Je rêve depuis des années de voir afficher sur les murs intérieurs et extérieurs des établissements publics et des maisons privées, des poèmes. En collaboration avec la photographe Suzanne Lauzon, Joanne Morency a créé une exposition intitulée Empreintes. L’exposition est en montre au Musée acadien du Québec à Bonaventure jusqu’au 21 novembre 2007. Les photos montrent des Gaspésiens d’origines diverses maintenant enracinés en Gaspésie. Leurs empreintes sont accompagnées des vibrations de l’âme grâce à la poésie de Joanne Morency. Pour te donner un avant-goût de l’univers imagé des mots, voici deux poèmes. Ils ont choisi de voyager hors les murs et hors les livres.

                                                J’ai vidé mes boîtes
                                                une à une
                                                de chaque petit morceau d’autrui

                                                il n’y a pas de porte entre les idées d’en arrière
                                                et celles du devant

                                                la nuit
                                                les gens se déplacent à leur insu

                                               j’envoie les changements d’adresse

                                               ___________________________

                                               quand la noirceur tourne sur elle-même
                                               il n’y a qu’à sauter de montagne en montagne

                                                mais comment distinguer
                                                le haut
                                               du bas
                                               dans le ciel?

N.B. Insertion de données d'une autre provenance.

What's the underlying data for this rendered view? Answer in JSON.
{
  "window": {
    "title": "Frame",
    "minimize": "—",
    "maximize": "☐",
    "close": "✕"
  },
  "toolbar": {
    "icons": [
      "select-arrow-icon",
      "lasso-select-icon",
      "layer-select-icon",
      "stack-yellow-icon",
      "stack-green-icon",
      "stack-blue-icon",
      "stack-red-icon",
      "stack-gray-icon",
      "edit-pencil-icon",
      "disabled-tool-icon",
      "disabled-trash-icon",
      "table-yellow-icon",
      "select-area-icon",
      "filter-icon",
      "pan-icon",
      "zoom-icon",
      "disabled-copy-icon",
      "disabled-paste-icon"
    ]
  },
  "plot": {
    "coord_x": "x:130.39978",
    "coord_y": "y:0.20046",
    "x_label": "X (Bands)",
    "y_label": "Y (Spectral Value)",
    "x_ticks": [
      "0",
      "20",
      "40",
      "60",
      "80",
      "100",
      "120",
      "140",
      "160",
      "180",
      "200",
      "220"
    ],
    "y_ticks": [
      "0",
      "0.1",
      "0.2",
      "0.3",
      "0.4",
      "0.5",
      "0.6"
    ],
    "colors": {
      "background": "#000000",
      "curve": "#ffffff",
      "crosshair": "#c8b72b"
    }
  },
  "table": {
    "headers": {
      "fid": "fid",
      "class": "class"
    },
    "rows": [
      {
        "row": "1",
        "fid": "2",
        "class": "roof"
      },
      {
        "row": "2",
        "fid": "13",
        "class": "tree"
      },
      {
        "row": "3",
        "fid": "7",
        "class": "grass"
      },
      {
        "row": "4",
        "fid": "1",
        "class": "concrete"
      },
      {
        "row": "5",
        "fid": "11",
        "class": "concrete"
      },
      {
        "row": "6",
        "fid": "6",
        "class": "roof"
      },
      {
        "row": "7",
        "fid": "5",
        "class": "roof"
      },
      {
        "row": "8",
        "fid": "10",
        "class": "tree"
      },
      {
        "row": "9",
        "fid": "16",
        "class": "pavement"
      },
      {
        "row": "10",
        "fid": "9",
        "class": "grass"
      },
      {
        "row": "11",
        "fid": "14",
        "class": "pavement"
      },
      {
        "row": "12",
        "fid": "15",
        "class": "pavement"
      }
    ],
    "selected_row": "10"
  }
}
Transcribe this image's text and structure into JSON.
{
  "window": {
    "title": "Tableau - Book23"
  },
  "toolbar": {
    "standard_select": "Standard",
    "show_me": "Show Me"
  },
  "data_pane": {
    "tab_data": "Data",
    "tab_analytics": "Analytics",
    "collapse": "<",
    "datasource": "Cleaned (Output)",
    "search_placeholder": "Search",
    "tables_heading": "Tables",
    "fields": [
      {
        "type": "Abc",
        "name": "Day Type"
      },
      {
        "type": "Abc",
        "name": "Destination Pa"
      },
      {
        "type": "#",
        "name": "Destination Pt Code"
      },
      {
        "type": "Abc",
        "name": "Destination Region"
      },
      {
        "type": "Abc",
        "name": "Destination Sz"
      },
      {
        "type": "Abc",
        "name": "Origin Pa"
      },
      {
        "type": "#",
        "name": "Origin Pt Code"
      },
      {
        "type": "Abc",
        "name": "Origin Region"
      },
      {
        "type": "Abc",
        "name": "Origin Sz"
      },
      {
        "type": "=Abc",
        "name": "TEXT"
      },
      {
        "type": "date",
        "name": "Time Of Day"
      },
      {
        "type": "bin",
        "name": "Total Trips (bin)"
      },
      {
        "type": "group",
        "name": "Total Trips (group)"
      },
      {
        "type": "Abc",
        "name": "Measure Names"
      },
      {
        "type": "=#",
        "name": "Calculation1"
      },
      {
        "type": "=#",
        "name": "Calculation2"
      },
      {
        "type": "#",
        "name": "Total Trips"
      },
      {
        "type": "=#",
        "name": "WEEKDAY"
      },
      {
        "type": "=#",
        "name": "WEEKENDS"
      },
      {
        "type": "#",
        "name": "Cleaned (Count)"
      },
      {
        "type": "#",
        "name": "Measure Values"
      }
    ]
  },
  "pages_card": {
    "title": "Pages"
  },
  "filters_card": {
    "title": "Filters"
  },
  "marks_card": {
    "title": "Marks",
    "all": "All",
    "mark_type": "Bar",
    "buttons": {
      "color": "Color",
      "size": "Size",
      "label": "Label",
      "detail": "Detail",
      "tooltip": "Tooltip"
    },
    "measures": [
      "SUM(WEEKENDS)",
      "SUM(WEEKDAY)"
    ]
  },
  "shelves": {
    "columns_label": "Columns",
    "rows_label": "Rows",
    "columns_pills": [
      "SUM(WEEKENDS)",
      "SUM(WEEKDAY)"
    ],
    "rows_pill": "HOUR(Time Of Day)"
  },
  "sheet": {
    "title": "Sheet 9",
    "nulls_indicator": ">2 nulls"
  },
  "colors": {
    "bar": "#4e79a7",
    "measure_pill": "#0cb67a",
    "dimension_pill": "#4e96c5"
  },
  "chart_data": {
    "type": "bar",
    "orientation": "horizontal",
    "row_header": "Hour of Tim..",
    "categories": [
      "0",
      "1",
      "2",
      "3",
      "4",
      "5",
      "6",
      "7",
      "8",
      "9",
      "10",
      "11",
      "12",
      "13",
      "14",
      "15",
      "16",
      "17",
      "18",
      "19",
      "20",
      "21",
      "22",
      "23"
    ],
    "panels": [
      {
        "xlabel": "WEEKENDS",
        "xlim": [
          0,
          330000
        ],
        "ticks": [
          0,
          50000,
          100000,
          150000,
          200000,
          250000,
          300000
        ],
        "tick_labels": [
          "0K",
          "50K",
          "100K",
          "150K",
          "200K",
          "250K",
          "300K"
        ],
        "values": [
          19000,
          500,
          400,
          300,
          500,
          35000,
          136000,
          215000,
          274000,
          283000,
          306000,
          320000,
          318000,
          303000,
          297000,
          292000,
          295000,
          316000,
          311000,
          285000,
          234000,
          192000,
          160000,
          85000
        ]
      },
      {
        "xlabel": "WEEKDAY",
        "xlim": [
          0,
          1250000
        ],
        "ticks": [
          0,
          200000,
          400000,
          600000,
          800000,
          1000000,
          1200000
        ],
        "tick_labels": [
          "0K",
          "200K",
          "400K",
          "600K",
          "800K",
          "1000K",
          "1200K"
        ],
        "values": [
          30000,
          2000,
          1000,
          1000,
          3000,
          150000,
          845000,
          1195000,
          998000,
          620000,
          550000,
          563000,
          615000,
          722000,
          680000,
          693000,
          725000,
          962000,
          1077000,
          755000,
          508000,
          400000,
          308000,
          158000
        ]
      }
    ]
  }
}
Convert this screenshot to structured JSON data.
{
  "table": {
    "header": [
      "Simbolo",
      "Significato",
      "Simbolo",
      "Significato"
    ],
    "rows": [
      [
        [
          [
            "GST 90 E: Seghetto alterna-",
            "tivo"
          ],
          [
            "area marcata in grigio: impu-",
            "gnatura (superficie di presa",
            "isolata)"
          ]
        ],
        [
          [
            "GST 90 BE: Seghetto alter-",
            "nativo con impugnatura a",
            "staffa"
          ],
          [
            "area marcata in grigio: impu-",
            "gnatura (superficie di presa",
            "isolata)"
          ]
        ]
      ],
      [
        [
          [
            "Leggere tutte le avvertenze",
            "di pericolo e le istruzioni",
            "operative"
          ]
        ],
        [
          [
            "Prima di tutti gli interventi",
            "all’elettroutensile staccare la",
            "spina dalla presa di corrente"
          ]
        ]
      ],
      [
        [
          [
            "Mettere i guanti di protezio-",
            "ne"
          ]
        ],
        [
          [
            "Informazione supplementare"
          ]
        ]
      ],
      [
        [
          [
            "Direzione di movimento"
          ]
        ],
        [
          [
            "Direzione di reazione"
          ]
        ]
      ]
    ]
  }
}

                                               il arrive que l’on tombe en haut


La littérature a droit de cité dans la vie culturelle d’un milieu. Sans l’écriture, même la plus sublime pièce musicale serait tombée dans l’oubli. La mémoire, éteinte. Serge Patrice Thibodeau a inscrit une réflexion de Gao Xingjan dans Lieux cachés « La littérature est faite pour les vivants, elle est l’affirmation des vivants dans l’instant. Cet instant éternel, reconnaissance de la vie de l’individu, c’est la raison d’être inébranlable de la littérature, s’il est encore besoin de chercher une raison d’être à cette immense liberté. »

 Un grand vent d’automne persiste à me faire rêver de grandes myriades de feuilles volantes dans le ciel de notre culture.